Empresas y finanzas

Oil falls below $88, OPEC mulls November meeting

By Jane Merriman

LONDON (Reuters) - Oil retreated from session highs on Thursday, pressured by expectations that demand will fall sharply if the credit crisis pushes the global economy into recession.

Prices had dropped to 10-month lows this week, which prompted OPEC to consider holding talks to review output.

U.S. light crude for November delivery was $1.25 lower at $87.70 a barrel by 10:30 a.m. EDT. On Wednesday it hit a 10-month low of $86.05.

London Brent crude was down $1.01 at $83.35 a barrel.

Oil has dropped about 40 percent from a peak of $147.27 a barrel in July.

Venezuelan President Hugo Chavez has said OPEC is calling for an extraordinary meeting and some other members of the Organization of the Petroleum Exporting Countries have said the group should meet in November to discuss the impact of the financial crisis.

"OPEC members will have an emergency meeting to review oil market conditions in mid-November in Vienna," Iran's oil minister Gholamhossein Nozari told official IRNA news agency.

Nigeria, Qatar and Iraq, all members of the group, on Wednesday floated the idea of a cut in output.

"It will be interesting to see how the cartel juggles things in a down market," said Edward Meir of broker MF Global.

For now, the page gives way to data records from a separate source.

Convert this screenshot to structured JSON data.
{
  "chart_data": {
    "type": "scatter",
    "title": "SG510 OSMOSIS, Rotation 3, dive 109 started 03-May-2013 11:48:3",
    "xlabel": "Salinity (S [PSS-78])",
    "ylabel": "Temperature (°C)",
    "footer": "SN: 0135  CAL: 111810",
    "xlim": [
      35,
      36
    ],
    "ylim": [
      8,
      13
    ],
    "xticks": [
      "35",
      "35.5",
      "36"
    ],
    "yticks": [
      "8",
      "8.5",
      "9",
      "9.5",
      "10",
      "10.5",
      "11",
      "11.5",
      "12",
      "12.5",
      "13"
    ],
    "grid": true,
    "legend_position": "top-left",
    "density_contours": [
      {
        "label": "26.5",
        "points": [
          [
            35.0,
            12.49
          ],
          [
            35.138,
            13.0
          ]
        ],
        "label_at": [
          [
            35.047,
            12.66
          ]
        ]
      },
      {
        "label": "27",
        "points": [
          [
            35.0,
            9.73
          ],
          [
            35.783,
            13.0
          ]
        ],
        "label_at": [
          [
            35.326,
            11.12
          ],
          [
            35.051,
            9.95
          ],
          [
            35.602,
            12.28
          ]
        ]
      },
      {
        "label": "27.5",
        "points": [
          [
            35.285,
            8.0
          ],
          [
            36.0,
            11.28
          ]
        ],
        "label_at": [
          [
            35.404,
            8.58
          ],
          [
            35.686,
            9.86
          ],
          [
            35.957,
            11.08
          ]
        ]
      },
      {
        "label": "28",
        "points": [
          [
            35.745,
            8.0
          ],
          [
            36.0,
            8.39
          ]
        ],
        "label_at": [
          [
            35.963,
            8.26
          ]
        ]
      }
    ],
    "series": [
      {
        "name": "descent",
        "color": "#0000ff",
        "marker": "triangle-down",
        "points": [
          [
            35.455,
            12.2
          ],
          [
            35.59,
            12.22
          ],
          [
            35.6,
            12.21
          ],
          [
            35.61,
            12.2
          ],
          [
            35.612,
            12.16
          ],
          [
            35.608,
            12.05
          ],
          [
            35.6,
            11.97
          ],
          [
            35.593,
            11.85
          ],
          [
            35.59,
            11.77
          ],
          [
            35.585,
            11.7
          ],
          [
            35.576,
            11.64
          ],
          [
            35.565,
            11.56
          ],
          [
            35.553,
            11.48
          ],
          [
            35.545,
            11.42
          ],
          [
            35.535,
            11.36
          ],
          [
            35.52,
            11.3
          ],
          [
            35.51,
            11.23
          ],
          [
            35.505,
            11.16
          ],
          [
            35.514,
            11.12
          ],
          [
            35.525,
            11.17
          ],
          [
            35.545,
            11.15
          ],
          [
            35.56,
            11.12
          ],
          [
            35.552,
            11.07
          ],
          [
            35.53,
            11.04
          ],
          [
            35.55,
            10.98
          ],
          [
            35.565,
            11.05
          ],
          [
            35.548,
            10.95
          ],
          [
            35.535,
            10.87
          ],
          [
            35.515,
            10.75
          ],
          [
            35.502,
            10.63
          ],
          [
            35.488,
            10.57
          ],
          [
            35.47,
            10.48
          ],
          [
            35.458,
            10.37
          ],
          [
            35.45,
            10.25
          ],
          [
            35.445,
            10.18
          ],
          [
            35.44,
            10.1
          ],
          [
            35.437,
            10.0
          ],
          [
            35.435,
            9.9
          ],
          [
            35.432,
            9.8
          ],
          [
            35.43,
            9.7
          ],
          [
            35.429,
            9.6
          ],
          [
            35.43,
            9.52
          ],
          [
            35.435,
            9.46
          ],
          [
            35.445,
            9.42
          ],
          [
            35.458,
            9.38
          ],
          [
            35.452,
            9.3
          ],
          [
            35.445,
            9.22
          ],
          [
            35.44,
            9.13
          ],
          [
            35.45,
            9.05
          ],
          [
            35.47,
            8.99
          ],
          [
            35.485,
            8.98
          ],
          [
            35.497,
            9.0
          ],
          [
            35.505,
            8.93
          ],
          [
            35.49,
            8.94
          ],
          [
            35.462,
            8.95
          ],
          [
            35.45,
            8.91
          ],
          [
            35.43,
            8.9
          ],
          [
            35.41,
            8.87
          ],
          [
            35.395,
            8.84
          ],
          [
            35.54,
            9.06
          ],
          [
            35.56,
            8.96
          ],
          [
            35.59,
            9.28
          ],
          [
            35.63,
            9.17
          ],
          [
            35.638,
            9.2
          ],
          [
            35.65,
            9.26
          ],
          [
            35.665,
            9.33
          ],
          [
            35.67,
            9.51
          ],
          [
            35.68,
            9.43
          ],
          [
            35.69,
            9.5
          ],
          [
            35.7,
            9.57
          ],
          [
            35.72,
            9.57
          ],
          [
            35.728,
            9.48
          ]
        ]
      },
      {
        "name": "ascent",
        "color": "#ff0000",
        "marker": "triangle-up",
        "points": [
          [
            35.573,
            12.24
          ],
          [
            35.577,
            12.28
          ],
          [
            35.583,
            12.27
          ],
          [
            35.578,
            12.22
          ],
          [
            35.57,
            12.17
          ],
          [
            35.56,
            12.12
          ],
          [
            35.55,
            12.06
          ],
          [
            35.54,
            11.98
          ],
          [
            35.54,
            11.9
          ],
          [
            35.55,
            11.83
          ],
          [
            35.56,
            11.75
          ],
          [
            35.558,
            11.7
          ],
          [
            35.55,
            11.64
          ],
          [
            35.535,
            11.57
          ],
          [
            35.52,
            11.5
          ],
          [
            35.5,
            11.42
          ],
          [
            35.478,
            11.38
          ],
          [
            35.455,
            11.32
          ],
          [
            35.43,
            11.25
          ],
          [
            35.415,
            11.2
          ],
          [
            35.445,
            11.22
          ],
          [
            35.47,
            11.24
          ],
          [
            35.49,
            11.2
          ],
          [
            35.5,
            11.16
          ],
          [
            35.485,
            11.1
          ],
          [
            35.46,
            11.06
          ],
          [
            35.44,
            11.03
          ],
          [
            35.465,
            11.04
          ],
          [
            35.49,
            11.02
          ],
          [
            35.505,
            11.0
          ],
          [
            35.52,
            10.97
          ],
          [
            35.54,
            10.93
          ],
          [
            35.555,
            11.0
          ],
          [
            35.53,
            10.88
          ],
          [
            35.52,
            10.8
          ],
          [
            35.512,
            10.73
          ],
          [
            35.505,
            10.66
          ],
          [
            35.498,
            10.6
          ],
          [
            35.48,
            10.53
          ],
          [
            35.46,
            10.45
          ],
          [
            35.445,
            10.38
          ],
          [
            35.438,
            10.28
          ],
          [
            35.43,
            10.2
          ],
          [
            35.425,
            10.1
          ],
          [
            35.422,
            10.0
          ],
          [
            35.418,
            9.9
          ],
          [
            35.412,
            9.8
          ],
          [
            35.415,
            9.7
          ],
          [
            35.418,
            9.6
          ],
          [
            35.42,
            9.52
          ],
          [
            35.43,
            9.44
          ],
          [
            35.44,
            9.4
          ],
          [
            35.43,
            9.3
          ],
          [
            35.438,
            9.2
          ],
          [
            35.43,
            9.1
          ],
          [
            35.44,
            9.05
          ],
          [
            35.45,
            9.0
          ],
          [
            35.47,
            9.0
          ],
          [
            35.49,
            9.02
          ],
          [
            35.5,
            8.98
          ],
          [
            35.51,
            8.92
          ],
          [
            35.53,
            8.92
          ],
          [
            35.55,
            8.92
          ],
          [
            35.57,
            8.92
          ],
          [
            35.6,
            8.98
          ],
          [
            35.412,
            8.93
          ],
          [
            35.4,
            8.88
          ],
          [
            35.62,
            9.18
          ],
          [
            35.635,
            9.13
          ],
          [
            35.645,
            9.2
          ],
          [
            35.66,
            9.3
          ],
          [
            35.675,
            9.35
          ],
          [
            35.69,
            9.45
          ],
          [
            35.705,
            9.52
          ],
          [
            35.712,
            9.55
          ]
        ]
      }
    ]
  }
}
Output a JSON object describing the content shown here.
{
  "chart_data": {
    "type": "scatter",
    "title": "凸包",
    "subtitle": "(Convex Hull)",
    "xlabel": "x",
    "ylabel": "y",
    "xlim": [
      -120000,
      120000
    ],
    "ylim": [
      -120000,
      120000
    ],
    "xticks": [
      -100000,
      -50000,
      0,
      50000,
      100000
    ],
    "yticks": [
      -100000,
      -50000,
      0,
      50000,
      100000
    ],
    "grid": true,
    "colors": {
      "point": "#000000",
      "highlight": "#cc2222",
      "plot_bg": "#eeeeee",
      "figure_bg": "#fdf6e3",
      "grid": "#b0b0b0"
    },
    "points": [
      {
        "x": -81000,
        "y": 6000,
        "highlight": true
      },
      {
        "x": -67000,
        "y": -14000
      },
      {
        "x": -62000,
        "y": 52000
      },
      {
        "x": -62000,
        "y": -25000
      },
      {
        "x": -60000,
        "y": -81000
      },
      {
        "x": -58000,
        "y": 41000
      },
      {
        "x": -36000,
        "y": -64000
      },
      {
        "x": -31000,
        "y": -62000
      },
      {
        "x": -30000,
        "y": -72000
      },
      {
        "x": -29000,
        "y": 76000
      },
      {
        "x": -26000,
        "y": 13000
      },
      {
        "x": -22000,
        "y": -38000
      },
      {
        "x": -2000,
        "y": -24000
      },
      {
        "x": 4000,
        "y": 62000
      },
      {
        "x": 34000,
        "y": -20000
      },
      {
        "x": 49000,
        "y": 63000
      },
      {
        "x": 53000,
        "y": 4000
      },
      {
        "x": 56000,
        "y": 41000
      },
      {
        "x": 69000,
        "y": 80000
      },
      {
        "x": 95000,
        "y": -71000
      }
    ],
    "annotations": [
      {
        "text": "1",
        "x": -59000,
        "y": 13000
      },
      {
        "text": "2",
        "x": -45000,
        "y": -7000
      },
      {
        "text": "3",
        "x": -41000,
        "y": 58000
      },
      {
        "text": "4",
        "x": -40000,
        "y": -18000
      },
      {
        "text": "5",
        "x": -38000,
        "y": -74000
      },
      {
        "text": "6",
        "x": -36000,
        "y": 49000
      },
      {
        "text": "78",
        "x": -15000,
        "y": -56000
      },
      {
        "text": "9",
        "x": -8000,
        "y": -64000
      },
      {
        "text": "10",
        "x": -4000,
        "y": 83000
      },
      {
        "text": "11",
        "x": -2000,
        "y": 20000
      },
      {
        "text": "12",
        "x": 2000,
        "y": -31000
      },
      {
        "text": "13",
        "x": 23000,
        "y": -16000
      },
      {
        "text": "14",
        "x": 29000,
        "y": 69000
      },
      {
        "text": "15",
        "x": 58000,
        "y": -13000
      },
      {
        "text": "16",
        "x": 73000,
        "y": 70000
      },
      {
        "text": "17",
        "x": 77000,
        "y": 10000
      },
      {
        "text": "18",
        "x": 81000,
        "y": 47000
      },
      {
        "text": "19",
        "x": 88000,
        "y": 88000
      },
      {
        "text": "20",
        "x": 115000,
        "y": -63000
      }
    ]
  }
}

"Much will ride on the Saudis and whether they will agree to restrain their massive production," he said. "We suspect they will resist sharp cutbacks."

A much larger than expected rise in crude and gasoline inventories last week in top energy consumer the United States provided evidence that demand is slowing as the credit crisis starts to affect the wider economy.

The International Monetary Fund has warned that the world economy is set for a major downturn after the problems in the banking sector.

Central banks around the world have cut interest rates to try to ease the strains on the financial system and the United States may consider taking stakes in debt-laden banks.

U.S. shares were firmer, while gold, a traditional safe-haven investment, slipped back, suggesting action by governments around the world to try to ease the credit crisis might have begun to have some impact on investor sentiment.